🤖 AI Summary
This paper reveals a nontrivial trade-off between the expressive power and generalization performance of Graph Neural Networks (GNNs): when graph labels are determined by structural features, excessive expressivity harms generalization—unless the training set is sufficiently large or training and test graphs are structurally close.
Method: We introduce, for the first time, a family of pre-metrics quantifying structural similarity among graphs, and establish a theoretical framework linking expressivity, structural distance, model complexity, and generalization error—yielding an interpretable, data-dependent generalization upper bound.

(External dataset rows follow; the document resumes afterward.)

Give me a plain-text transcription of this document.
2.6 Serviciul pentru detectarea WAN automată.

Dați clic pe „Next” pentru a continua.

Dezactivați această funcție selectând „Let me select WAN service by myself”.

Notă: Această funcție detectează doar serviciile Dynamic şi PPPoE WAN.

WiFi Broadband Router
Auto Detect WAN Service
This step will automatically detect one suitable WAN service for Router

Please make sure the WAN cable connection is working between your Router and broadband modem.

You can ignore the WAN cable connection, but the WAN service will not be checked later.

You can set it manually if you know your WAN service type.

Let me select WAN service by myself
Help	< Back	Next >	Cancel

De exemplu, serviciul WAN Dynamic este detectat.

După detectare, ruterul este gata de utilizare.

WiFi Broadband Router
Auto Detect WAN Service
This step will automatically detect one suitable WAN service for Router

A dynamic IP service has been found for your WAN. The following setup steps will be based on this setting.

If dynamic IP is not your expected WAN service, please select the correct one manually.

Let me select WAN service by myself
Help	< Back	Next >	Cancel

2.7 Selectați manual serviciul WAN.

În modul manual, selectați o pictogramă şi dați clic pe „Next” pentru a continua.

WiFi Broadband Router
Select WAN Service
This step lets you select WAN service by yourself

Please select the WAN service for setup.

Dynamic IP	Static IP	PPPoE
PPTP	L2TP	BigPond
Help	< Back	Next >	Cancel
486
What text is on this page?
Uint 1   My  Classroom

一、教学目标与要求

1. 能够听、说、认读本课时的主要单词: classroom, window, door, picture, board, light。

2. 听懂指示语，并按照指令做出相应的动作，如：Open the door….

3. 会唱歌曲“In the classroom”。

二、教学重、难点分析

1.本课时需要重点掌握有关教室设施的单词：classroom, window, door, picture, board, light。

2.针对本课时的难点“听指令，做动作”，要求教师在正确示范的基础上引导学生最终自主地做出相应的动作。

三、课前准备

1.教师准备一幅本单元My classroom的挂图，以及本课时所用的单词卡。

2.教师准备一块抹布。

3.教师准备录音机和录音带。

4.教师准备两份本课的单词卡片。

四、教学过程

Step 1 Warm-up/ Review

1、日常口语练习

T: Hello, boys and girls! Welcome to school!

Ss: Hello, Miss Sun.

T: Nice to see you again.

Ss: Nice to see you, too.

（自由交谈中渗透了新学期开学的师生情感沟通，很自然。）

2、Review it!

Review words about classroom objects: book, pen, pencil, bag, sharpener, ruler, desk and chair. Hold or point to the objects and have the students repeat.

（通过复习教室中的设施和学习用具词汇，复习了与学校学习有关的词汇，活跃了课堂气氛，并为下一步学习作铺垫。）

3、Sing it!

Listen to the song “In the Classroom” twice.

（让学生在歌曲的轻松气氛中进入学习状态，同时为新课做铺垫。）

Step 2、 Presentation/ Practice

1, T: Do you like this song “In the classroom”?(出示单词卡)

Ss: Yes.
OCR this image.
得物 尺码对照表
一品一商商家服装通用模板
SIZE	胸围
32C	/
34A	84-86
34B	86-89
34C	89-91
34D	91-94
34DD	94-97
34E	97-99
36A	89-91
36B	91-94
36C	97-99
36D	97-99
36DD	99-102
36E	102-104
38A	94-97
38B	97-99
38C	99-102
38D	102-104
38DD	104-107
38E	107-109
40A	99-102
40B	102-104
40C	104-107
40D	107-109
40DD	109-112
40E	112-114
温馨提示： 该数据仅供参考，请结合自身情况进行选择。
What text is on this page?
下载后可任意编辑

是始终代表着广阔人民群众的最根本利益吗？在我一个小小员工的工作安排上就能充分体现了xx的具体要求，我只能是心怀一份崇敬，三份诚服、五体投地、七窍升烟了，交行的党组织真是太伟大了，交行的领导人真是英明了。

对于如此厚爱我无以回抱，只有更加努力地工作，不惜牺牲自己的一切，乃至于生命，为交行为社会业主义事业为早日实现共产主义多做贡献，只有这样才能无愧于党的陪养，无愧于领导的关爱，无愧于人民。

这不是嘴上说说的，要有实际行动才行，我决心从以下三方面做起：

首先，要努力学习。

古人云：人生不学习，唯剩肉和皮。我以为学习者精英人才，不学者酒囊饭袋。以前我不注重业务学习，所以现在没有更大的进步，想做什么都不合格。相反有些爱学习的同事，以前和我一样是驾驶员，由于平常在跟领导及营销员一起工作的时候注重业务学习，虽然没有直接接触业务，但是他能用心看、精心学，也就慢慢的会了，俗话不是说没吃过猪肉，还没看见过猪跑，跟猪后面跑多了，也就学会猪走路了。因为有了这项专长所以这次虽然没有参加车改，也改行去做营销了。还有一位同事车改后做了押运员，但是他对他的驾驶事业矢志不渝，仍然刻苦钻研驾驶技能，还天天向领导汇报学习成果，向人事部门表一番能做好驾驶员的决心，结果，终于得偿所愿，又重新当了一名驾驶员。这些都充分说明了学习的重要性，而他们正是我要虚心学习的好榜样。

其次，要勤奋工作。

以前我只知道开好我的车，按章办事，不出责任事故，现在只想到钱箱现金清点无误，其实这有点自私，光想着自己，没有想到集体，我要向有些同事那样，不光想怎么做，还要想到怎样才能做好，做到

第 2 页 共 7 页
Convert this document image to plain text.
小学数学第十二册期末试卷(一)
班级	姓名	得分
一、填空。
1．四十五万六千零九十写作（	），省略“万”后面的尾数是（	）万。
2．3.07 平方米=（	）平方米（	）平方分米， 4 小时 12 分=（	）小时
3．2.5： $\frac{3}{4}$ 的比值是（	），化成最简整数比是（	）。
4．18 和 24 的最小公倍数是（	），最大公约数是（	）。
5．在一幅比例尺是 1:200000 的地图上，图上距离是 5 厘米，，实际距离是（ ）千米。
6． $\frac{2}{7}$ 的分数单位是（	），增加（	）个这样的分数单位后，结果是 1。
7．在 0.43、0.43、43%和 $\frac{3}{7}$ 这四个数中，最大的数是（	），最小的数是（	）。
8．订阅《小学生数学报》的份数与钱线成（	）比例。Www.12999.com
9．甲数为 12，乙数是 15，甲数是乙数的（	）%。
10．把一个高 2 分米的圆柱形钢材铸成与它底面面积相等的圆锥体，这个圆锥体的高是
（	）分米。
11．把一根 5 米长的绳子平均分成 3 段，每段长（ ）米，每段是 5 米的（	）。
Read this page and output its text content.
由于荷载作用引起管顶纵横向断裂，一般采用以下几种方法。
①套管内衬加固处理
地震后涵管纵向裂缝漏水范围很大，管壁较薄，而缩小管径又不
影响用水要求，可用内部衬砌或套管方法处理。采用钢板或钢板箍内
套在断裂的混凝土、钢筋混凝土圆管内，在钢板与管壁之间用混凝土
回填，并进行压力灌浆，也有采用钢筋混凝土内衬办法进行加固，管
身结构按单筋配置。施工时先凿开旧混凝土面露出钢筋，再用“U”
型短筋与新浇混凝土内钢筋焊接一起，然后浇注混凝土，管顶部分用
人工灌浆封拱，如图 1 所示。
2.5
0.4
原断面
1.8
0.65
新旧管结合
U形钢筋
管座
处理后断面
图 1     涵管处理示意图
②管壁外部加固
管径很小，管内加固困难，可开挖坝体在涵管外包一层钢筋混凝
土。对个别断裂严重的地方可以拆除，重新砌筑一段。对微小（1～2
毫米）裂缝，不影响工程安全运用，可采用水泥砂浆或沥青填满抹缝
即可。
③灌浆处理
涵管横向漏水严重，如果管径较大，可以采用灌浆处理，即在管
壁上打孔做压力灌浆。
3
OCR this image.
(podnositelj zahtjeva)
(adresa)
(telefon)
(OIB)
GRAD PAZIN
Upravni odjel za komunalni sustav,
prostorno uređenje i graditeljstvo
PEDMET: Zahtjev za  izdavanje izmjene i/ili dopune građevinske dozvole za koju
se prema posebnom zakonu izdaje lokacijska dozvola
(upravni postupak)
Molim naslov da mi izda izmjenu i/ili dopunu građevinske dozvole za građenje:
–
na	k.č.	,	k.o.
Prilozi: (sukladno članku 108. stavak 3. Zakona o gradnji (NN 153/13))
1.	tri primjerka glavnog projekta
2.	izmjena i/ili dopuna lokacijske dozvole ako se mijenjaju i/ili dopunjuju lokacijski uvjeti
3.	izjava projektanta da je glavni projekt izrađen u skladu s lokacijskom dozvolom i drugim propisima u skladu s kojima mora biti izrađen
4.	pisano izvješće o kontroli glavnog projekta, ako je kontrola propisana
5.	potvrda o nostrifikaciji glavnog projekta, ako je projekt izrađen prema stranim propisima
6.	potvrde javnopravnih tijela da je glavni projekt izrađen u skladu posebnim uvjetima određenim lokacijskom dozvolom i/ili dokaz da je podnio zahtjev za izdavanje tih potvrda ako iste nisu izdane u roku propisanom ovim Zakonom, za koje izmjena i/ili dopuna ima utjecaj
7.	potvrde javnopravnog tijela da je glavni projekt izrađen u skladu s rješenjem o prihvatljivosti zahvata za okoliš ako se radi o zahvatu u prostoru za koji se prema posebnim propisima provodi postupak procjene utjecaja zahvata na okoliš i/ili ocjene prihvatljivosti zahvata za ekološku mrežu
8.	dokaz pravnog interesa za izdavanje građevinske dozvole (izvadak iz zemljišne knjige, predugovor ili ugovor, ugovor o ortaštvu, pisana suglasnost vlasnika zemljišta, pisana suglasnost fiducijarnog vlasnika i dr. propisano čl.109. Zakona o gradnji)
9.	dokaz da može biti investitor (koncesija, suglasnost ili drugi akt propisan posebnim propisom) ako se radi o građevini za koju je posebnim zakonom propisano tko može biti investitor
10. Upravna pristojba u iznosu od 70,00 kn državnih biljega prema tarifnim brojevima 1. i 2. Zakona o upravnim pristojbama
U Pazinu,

Contribution/Results: Our theory precisely characterizes the generalization cost of increased expressivity under structural assumptions. Empirical validation—via structure-aware label modeling and extensive experiments—confirms that overly expressive GNNs indeed degrade performance under limited samples or structural distribution shift. Theoretical predictions align closely with empirical observations, providing both explanatory insight and practical guidance for GNN design.
📝 Abstract
Graph Neural Networks (GNNs) are powerful tools for learning on structured data, yet the relationship between their expressivity and predictive performance remains unclear. We introduce a family of premetrics that capture different degrees of structural similarity between graphs and relate these similarities to generalization, and consequently, the performance of expressive GNNs. By considering a setting where graph labels are correlated with structural features, we derive generalization bounds that depend on the distance between training and test graphs, model complexity, and training set size. These bounds reveal that more expressive GNNs may generalize worse unless their increased complexity is balanced by a sufficiently large training set or reduced distance between training and test graphs. Our findings relate expressivity and generalization, offering theoretical insights supported by empirical results.